Wednesday, September 28, 2011

The Market,Suppliers,Marketing Intermediaries


The Market

Organizations closely monitor their customer markets in order to adjust to changing tastes and preferences. A market is people or organizations with wants to satisfy, money to spend, and the willingness to spend it. Each target market has distinct needs, which need to be monitored. It is imperative for an organization to know their customers, how to reach them and when customers' needs change in order to adjust its marketing efforts accordingly. The market is the focal point for all marketing decisions in an organization. 

Consumer markets are individuals and households that buy goods and services for personal consumption. Business markets buy goods and services for further processing or for use in their production process. Reseller markets buy goods and services in order to resell them at a profit. Government markets are agencies that buy goods and services in order to produce public services or transfer them to those that need them.
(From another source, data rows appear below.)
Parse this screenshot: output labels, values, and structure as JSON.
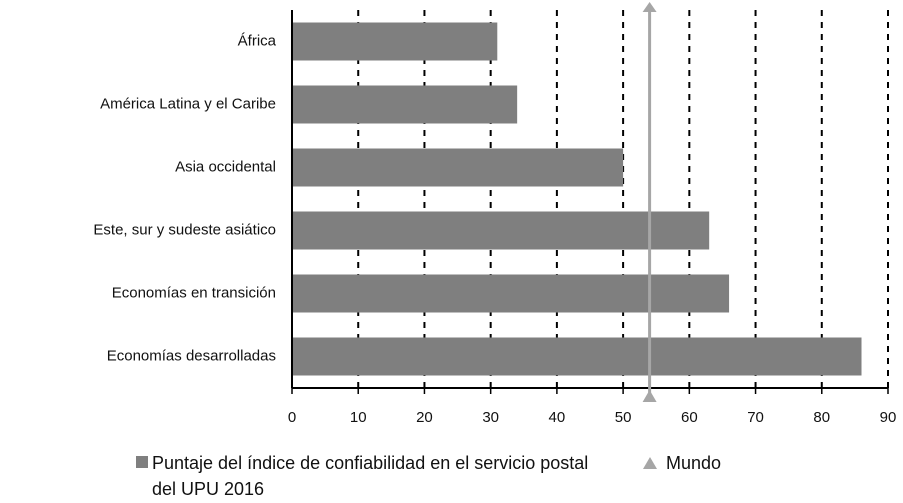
{
  "chart_data": {
    "type": "bar",
    "orientation": "horizontal",
    "categories": [
      "África",
      "América Latina y el Caribe",
      "Asia occidental",
      "Este, sur y sudeste asiático",
      "Economías en transición",
      "Economías desarrolladas"
    ],
    "series": [
      {
        "name": "Puntaje del índice de confiabilidad en el servicio postal del UPU 2016",
        "color": "#7f7f7f",
        "values": [
          31,
          34,
          50,
          63,
          66,
          86
        ]
      }
    ],
    "reference": {
      "name": "Mundo",
      "value": 54,
      "color": "#a6a6a6"
    },
    "xlim": [
      0,
      90
    ],
    "xticks": [
      0,
      10,
      20,
      30,
      40,
      50,
      60,
      70,
      80,
      90
    ],
    "grid": true
  }
}
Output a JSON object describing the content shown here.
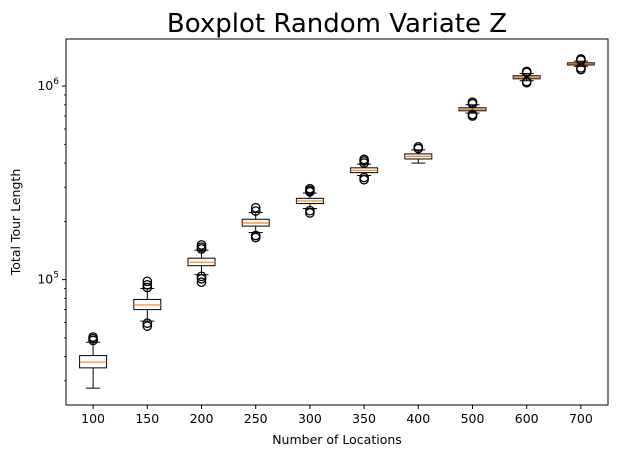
{
  "chart_data": {
    "type": "boxplot",
    "title": "Boxplot Random Variate Z",
    "xlabel": "Number of Locations",
    "ylabel": "Total Tour Length",
    "yscale": "log",
    "ylim": [
      22500,
      1750000
    ],
    "y_ticks": [
      {
        "value": 100000,
        "base": "10",
        "exp": "5"
      },
      {
        "value": 1000000,
        "base": "10",
        "exp": "6"
      }
    ],
    "grid": false,
    "colors": {
      "box": "#000000",
      "median": "#ff7f0e",
      "fill": "#ffffff"
    },
    "categories": [
      "100",
      "150",
      "200",
      "250",
      "300",
      "350",
      "400",
      "500",
      "600",
      "700"
    ],
    "boxes": [
      {
        "whisker_low": 27500,
        "q1": 35000,
        "median": 37500,
        "q3": 40500,
        "whisker_high": 47500,
        "outliers_high": [
          48500,
          49500,
          50500
        ],
        "outliers_low": []
      },
      {
        "whisker_low": 61000,
        "q1": 70000,
        "median": 74000,
        "q3": 79000,
        "whisker_high": 90000,
        "outliers_high": [
          91000,
          94000,
          98000
        ],
        "outliers_low": [
          57500,
          59500
        ]
      },
      {
        "whisker_low": 106000,
        "q1": 118000,
        "median": 123000,
        "q3": 129000,
        "whisker_high": 142000,
        "outliers_high": [
          144000,
          147000,
          151000
        ],
        "outliers_low": [
          97000,
          101000,
          104000
        ]
      },
      {
        "whisker_low": 175000,
        "q1": 189000,
        "median": 196000,
        "q3": 205000,
        "whisker_high": 222000,
        "outliers_high": [
          226000,
          235000
        ],
        "outliers_low": [
          165000,
          169000
        ]
      },
      {
        "whisker_low": 233000,
        "q1": 247000,
        "median": 255000,
        "q3": 263000,
        "whisker_high": 280000,
        "outliers_high": [
          284000,
          289000,
          295000
        ],
        "outliers_low": [
          221000,
          227000
        ]
      },
      {
        "whisker_low": 345000,
        "q1": 357000,
        "median": 367000,
        "q3": 378000,
        "whisker_high": 395000,
        "outliers_high": [
          400000,
          410000,
          418000
        ],
        "outliers_low": [
          328000,
          337000
        ]
      },
      {
        "whisker_low": 400000,
        "q1": 420000,
        "median": 433000,
        "q3": 446000,
        "whisker_high": 468000,
        "outliers_high": [
          475000,
          485000
        ],
        "outliers_low": []
      },
      {
        "whisker_low": 725000,
        "q1": 745000,
        "median": 758000,
        "q3": 772000,
        "whisker_high": 800000,
        "outliers_high": [
          810000,
          825000
        ],
        "outliers_low": [
          700000,
          712000
        ]
      },
      {
        "whisker_low": 1065000,
        "q1": 1090000,
        "median": 1110000,
        "q3": 1130000,
        "whisker_high": 1160000,
        "outliers_high": [
          1175000,
          1190000
        ],
        "outliers_low": [
          1040000,
          1055000
        ]
      },
      {
        "whisker_low": 1265000,
        "q1": 1285000,
        "median": 1300000,
        "q3": 1318000,
        "whisker_high": 1345000,
        "outliers_high": [
          1360000,
          1380000
        ],
        "outliers_low": [
          1215000,
          1240000
        ]
      }
    ]
  }
}
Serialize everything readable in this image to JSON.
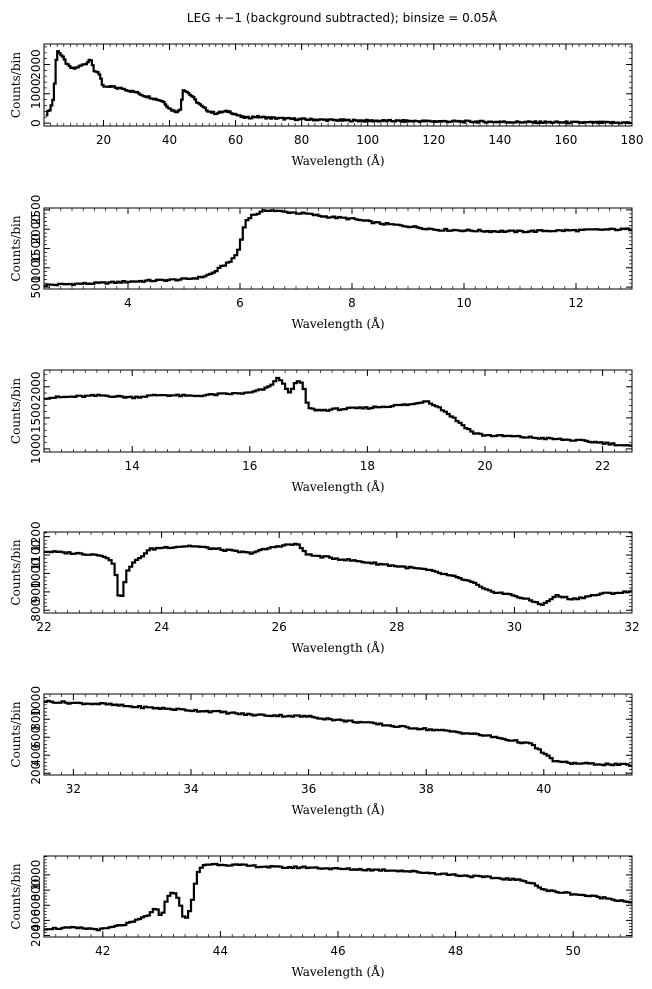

The federal government is the largest buyer in the United States. International markets consist of buyers in other countries.

Suppliers

Suppliers are organizations and individuals that provide the resources needed to produce goods and services. They are critical to an organization's marketing success and an important link in its value delivery system. Marketers must watch supply availability and monitor price trends of key inputs. If there is a breakdown in the link between the organization and its suppliers, the result will be delays and shortages that can negatively impact the organization's marketing plans. On the other hand, positive and cooperative relationships between the organization and its suppliers can lead to enhanced service and customer satisfaction.

Marketing Intermediaries

Like suppliers, marketing intermediaries are an important part of the system used to deliver value to customers. Marketing intermediaries are independent organizations that aid in the flow of products from the marketing organization to its markets. The intermediaries between an organization and its markets constitute a channel of distribution. These include middlemen (wholesalers and retailers who buy and resell merchandise). Physical distribution firms help the organization to stock and move products from their points of origin to their destinations. Warehouses store and protect the goods before they move to the next destination. Marketing service agencies help the organization target and promote its products and include marketing research firms, advertising agencies, and media firms. Financial intermediaries help finance transactions and insure against risks and include banks, credit unions, and insurance companies. 

Marketing Information 

External environmental sources provide raw data for marketers to develop into actionable, marketing information. Environmental forces create challenges and opportunities for the organization. Marketers must react and adapt to changes in their external environment. Globalization is an example of an opportunity for an organization. Improving technologies, such as transportation and communications, have enabled companies to expand into global or worldwide markets. Marketers must learn to deal effectively with multiple cultures and political systems in the midst of rapidly changing markets and technology. They must be able to anticipate this changing environment and develop the competencies at all levels in their organizations to embrace this dynamic future.